In 1988, the city’s Office of Refugee Resettlement within the Department of Health and Human Services wrote a report called “A Study of Southeast Asian Youth in Philadelphia.”
In a section entitled “Discrimination by Fellow Students and Teachers,” it says that “nearly every Southeast Asian youth complained of experiencing…tensions with other youth, especially Black youth,” and perceived themselves as “targets of discrimination.”
Beyond name-calling, this discrimination “has resulted in some serious and unfortunate incidents such as the stabbings and severe beatings of several Southeast Asian students,” the report said.
“Large chunks of that report could be lifted verbatim and used today to describe the situation,” said Amanda Bergson-Shilcock, director of intake and operations at the nonprofit Welcoming Center for New Pennsylvanians, which runs a program at South Philadelphia High.
Finding healing and solutions
Just as is happening now regarding the South Philadelphia incidents, the Philadelphia Commission on Human Relations held hearings in 1985.
Students from all backgrounds have come together trying to create a bigger analysis than the one offering a mere racial divide as the root of the problem.
Its 94-page report, published three years later, detailed how thousands of immigrants and refugees struggled with “poverty, language access issues, racism, crime, and lack of preparation for urban life.” But it had little if any impact in providing solutions to the crisis, according to news accounts at the time.
It is unclear what the commission plans to do after investigating the current school violence in South Philly and other schools. Hearings started in January.
In 1985, in one of the first such actions on behalf of Asian students, the Education Law Center filed a civil rights suit against the District. Known as Y.S., after the initials of the lead plaintiff, it alleged that limited-English-proficient Asian students had unequal access to educational opportunities.
In a 1988 settlement, the District agreed to review the placements of Asian students in special and regular education classes, revise programs when necessary, and recruit more personnel who speak Asian languages.

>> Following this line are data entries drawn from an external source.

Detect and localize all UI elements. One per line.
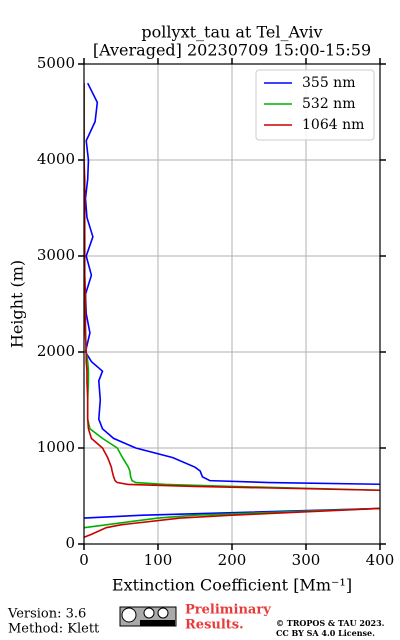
line-series (84, 82, 380, 519)
x-tick-label: 200 (218, 551, 247, 569)
chart-subtitle: [Averaged] 20230709 15:00-15:59 (93, 41, 371, 60)
line-series (84, 83, 380, 529)
y-axis-label: Height (m) (8, 260, 27, 348)
x-tick-label: 100 (144, 551, 173, 569)
notice: Results. (185, 618, 244, 633)
line-series (84, 83, 380, 539)
legend-label: 532 nm (302, 96, 355, 112)
version: Version: 3.6 (7, 607, 86, 622)
copyright: © TROPOS & TAU 2023. (276, 618, 385, 628)
legend-label: 1064 nm (302, 117, 364, 133)
y-tick-label: 4000 (37, 150, 75, 168)
icon-circle (121, 607, 137, 623)
license-icon (119, 606, 177, 627)
axes-frame (83, 63, 381, 545)
x-tick-label: 400 (366, 551, 395, 569)
y-tick-label: 3000 (37, 246, 75, 264)
x-tick-label: 300 (292, 551, 321, 569)
legend-box (255, 69, 375, 141)
icon-circle (143, 607, 155, 619)
method: Method: Klett (8, 622, 100, 637)
icon-circle (157, 607, 169, 619)
legend-label: 355 nm (302, 75, 355, 91)
x-tick-label: 0 (79, 551, 89, 569)
notice: Preliminary (185, 603, 271, 618)
chart-title: pollyxt_tau at Tel_Aviv (141, 23, 322, 42)
y-tick-label: 2000 (37, 342, 75, 360)
y-tick-label: 0 (65, 534, 75, 552)
icon-band (140, 620, 175, 626)
copyright: CC BY SA 4.0 License. (276, 628, 375, 638)
y-tick-label: 5000 (37, 54, 75, 72)
x-axis-label: Extinction Coefficient [Mm⁻¹] (112, 576, 352, 595)
y-tick-label: 1000 (37, 438, 75, 456)
plot-area (84, 82, 380, 539)
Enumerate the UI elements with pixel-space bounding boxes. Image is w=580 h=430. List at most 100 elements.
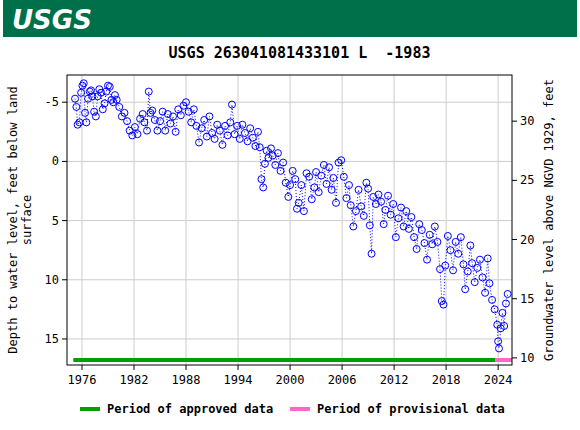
y-tick [62, 279, 67, 280]
y-tick-label: 0 [52, 154, 59, 168]
data-point [411, 234, 418, 241]
data-point [366, 222, 373, 229]
data-point [440, 301, 447, 308]
data-point [76, 119, 83, 126]
data-point [295, 199, 302, 206]
data-point [501, 322, 508, 329]
y2-tick-label: 30 [520, 114, 534, 128]
data-point [474, 264, 481, 271]
data-point [471, 279, 478, 286]
x-tick [394, 365, 395, 370]
data-point [313, 169, 320, 176]
data-point [405, 225, 412, 232]
data-point [224, 132, 231, 139]
data-point [360, 212, 367, 219]
chart: USGSUSGS 263041081433101 L -198319761982… [0, 0, 580, 430]
data-point [144, 127, 151, 134]
data-point [227, 119, 234, 126]
data-point [495, 338, 502, 345]
x-tick-label: 2000 [276, 373, 305, 387]
data-point [254, 128, 261, 135]
data-point [249, 134, 256, 141]
data-point [219, 141, 226, 148]
data-point [170, 113, 177, 120]
x-tick-label: 1994 [224, 373, 253, 387]
data-point [149, 107, 156, 114]
data-point [450, 267, 457, 274]
logo: USGS [12, 5, 92, 35]
data-point [113, 96, 120, 103]
data-point [260, 184, 267, 191]
x-grid [81, 75, 82, 365]
data-point [206, 113, 213, 120]
data-point [489, 296, 496, 303]
x-tick [446, 365, 447, 370]
data-point [162, 127, 169, 134]
chart-root: USGSUSGS 263041081433101 L -198319761982… [0, 0, 580, 430]
data-point [72, 95, 79, 102]
y-grid [67, 102, 512, 103]
data-point [350, 223, 357, 230]
x-tick [498, 365, 499, 370]
data-point [147, 109, 154, 116]
data-point [486, 280, 493, 287]
data-point [482, 289, 489, 296]
data-point [239, 121, 246, 128]
data-point [457, 234, 464, 241]
data-point [495, 345, 502, 352]
data-point [236, 135, 243, 142]
y-grid [67, 220, 512, 221]
data-point [368, 250, 375, 257]
data-point [378, 198, 385, 205]
data-point [318, 172, 325, 179]
x-tick [342, 365, 343, 370]
data-point [308, 196, 315, 203]
x-tick [81, 365, 82, 370]
data-point [347, 202, 354, 209]
y2-tick-label: 25 [520, 173, 534, 187]
data-point [326, 164, 333, 171]
y-tick-label: 10 [45, 273, 59, 287]
y-axis-label: surface [20, 195, 34, 246]
data-point [82, 109, 89, 116]
data-point [418, 227, 425, 234]
data-point [300, 208, 307, 215]
data-point [106, 83, 113, 90]
data-point [83, 119, 90, 126]
y-axis-label: Depth to water level, feet below land [6, 86, 20, 353]
data-point [211, 135, 218, 142]
data-point [101, 100, 108, 107]
data-point [222, 122, 229, 129]
data-point [258, 176, 265, 183]
data-point [460, 261, 467, 268]
data-point [355, 186, 362, 193]
data-point [455, 250, 462, 257]
plot-area [67, 75, 512, 365]
data-point [403, 208, 410, 215]
y-tick-label: 15 [45, 332, 59, 346]
data-point [358, 203, 365, 210]
data-point [172, 128, 179, 135]
data-point [145, 88, 152, 95]
header-band [3, 0, 577, 37]
data-point [285, 193, 292, 200]
data-point [228, 101, 235, 108]
data-point [315, 189, 322, 196]
y2-tick [512, 180, 517, 181]
data-point [437, 266, 444, 273]
data-point [267, 145, 274, 152]
title: USGS 263041081433101 L -1983 [169, 44, 431, 62]
x-tick-label: 2018 [432, 373, 461, 387]
data-point [442, 262, 449, 269]
data-point [424, 256, 431, 263]
data-point [247, 125, 254, 132]
y-tick [62, 338, 67, 339]
data-point [447, 247, 454, 254]
data-point [413, 246, 420, 253]
data-point [141, 119, 148, 126]
data-point [287, 182, 294, 189]
x-tick-label: 2012 [380, 373, 409, 387]
data-point [177, 112, 184, 119]
legend-swatch [80, 407, 100, 411]
plot-frame [67, 75, 512, 365]
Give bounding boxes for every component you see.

“The lawsuit did at least put in some systematic [English as a Second Language] instruction and provided for the recruitment of bilingual personnel,” said Mary Yee, a community activist who once ran the District’s immigrant programs. Despite some improvements, the plaintiffs are still monitoring District compliance with the requirements because of continuing poor conditions for Asian students.
One thing that has not changed is the tension between the African American and Asian communities in the schools. Yee would rather view the problem as structural than as a “Black-Asian issue.”
Said Yee, “Unfortunately what has happened is that people who really face the same oppression are pitted against each other.”
Xu Lin agrees. “If the School District doesn’t take this kind of violence seriously, it could happen in any school with any group of kids.”